Botswana is ranked as one of the best countries in terms of the number of condoms distributed per person per year in Coalition focus countries in sub-Saharan Africa between 2018 and 2019.
This claim is contained in the 2020 report of the Global HIV Prevention Coalition entitled “Implementation of the HIV Prevention 2020 Road Map”.
“Condom distribution was most extensive in Botswana and Lesotho (50–60 condoms were distributed per man (15– 64 years) and in Eswatini, Namibia and South Africa (30–40 condoms per man),” states part of the report.
The report applauds Botswana for managing to narrow the gap about the preventive benefits of condom use between 15–49-year age group.
“Knowledge about the preventive benefits of condom use tends to be higher among men than women (15–49 years), but Botswana, Cameroon, Eswatini, Lesotho, Malawi, Namibia, Nigeria, Uganda, Zambia and Zimbabwe have all narrowed that gap,” states the report.
The report warns in clear cut terms that countries with weak condom programmes usually fail to make up for lost ground. The Global AIDS Monitoring data for 2019 indicates that 60% or less of women used condoms with non-regular partners in 15 of 19 focus countries. In Botswana, condom use with a non-regular partner between 15–49 years is 71% among women and 76% among men. This means Botswana missed its target of 90% for both genders, but did fairly well all the same.
“Only in Botswana did more than 70% of women use condoms in such sexual encounters. Self-reported condom use is consistently higher among men: it exceeded 75% in three countries (Botswana, Kenya and Zimbabwe) but was less than 60% in seven countries in 2019 (Angola, Cameroon, Côte d’Ivoire, Democratic Republic of the Congo, Ethiopia, Mozambique and the United Republic of Tanzania),” states the report.
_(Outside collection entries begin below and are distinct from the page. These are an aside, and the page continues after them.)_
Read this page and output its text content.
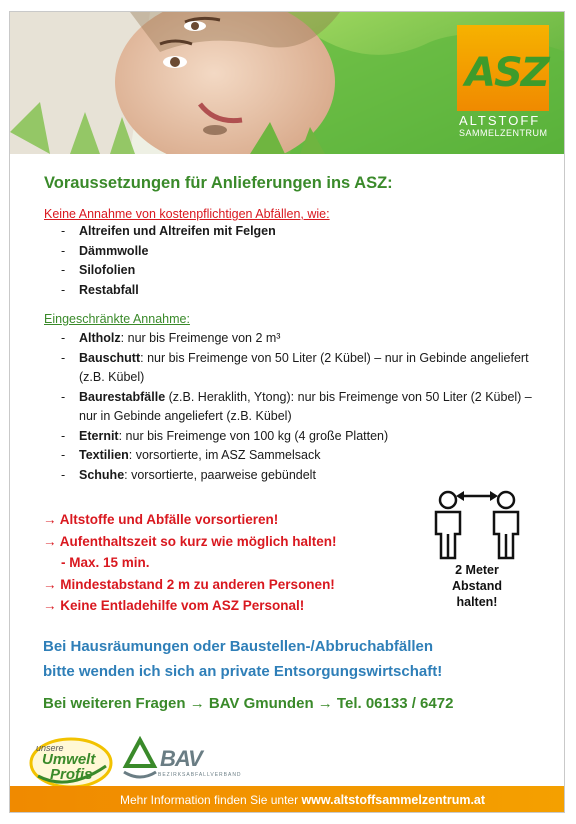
ASZ
ALTSTOFF
SAMMELZENTRUM
Voraussetzungen für Anlieferungen ins ASZ:
Keine Annahme von kostenpflichtigen Abfällen, wie:
- Altreifen und Altreifen mit Felgen
- Dämmwolle
- Silofolien
- Restabfall
Eingeschränkte Annahme:
- Altholz: nur bis Freimenge von 2 m³
- Bauschutt: nur bis Freimenge von 50 Liter (2 Kübel) – nur in Gebinde angeliefert (z.B. Kübel)
- Baurestabfälle (z.B. Heraklith, Ytong): nur bis Freimenge von 50 Liter (2 Kübel) – nur in Gebinde angeliefert (z.B. Kübel)
- Eternit: nur bis Freimenge von 100 kg (4 große Platten)
- Textilien: vorsortierte, im ASZ Sammelsack
- Schuhe: vorsortierte, paarweise gebündelt
→ Altstoffe und Abfälle vorsortieren!
→ Aufenthaltszeit so kurz wie möglich halten!
- Max. 15 min.
→ Mindestabstand 2 m zu anderen Personen!
→ Keine Entladehilfe vom ASZ Personal!
2 Meter
Abstand
halten!
Bei Hausräumungen oder Baustellen-/Abbruchabfällen
bitte wenden ich sich an private Entsorgungswirtschaft!
Bei weiteren Fragen → BAV Gmunden → Tel. 06133 / 6472
unsere
Umwelt
Profis
BAV
BEZIRKSABFALLVERBAND
Mehr Information finden Sie unter www.altstoffsammelzentrum.at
The report also says “condom use at last paid sex is low” among sex workers adding that “coverage of HIV prevention programmes for sex workers is very low.” Moreover “condom use at last anal sex is moderate” among gay men and other men who have sex with men (MSM). The report also says “coverage of HIV prevention programmes for gay men and other men who have sex with men is very low.”
Overall, the report says, “condom distribution in the 19 focus countries in sub-Saharan Africa decreased from about 2.9 billion condoms in 2018 to about 2.5 billion condoms in 2019.” The report further says condom programmes in sub-Saharan Africa rely heavily on external funding and are vulnerable to shifts in donor priorities.